US20260087726
2026-03-26
Physics
G06T15/08
The patent application describes a system and method for reconstructing, segmenting, and simulating 3D scenes using neural representations. A computing system processes video data with depth maps to create a 3D representation of a scene. This involves using Gaussian splat representations to model objects and segment them within the 3D space. The system updates the 3D model dynamically, allowing for real-time interaction and display of objects.
Traditional methods for 3D scene reconstruction, like mesh-based techniques, face challenges with accuracy and efficiency, especially in real-time applications. Neural representations such as NeRFs and Gaussian splats offer detailed reconstructions but lack explicit surface definitions, complicating the simulation of physical interactions. These limitations affect the realism of simulations in AR and VR environments, where precise models are necessary for effective interaction.
The proposed system uses depth maps and video data to generate detailed 3D representations of scenes. Segmentation models isolate objects for manipulation, and volumetric densification techniques enhance the fidelity of these representations.

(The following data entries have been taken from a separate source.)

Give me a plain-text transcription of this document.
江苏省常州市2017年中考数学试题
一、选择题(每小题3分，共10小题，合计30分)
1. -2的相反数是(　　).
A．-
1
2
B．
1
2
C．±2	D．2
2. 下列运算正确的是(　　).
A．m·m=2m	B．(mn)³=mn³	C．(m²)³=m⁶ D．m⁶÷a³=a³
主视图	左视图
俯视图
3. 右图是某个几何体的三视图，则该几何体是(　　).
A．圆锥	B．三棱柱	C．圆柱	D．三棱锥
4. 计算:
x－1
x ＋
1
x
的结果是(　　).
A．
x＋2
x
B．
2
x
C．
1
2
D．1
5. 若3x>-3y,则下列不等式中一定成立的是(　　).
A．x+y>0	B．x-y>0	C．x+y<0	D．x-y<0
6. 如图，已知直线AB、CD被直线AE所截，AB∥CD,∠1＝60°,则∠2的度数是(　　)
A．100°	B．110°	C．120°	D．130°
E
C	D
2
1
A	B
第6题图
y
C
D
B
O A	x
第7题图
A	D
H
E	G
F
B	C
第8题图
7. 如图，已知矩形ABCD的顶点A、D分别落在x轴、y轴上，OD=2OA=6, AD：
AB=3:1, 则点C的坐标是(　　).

The system performs operations like inpainting to correct inaccuracies, facilitating realistic simulations of both rigid and elastic objects by updating volumetric data with new inputs.

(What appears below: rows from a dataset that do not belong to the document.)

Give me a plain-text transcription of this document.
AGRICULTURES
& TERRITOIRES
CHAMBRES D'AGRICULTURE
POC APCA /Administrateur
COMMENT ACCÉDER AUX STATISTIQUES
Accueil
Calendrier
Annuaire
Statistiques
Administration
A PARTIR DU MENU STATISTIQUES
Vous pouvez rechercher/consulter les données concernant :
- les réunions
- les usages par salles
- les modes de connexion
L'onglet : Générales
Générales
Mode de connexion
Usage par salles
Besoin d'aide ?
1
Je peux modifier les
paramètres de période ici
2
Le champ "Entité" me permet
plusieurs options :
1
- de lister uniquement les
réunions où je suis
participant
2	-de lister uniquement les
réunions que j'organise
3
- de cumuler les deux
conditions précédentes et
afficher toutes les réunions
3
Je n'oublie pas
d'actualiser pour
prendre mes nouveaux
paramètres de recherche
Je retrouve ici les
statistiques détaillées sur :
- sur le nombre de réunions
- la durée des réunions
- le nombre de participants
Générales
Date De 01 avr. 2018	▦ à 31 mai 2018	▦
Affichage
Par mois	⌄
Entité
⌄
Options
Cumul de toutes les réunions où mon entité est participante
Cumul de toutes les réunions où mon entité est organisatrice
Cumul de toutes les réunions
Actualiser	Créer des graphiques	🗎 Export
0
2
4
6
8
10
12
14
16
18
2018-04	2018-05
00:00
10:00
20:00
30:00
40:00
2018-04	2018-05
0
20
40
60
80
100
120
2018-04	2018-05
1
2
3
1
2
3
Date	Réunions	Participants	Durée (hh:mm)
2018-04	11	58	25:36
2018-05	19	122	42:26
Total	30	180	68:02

The system employs various simulation techniques, including rigidity and elasticity simulations. These involve applying physics models to transform objects, determining energy functions, and minimizing them to simulate realistic physical states. This approach allows for detailed modeling of object interactions and deformations, enhancing the realism of the simulated environment.
The method supports advanced features like densification, where objects are sampled to create voxelized volumes. These volumes are updated based on occupancy states and depth maps, allowing for accurate interior modeling. The system also refines poses of video sources to align 3D representations with 2D frames, ensuring consistency and accuracy in the reconstruction process.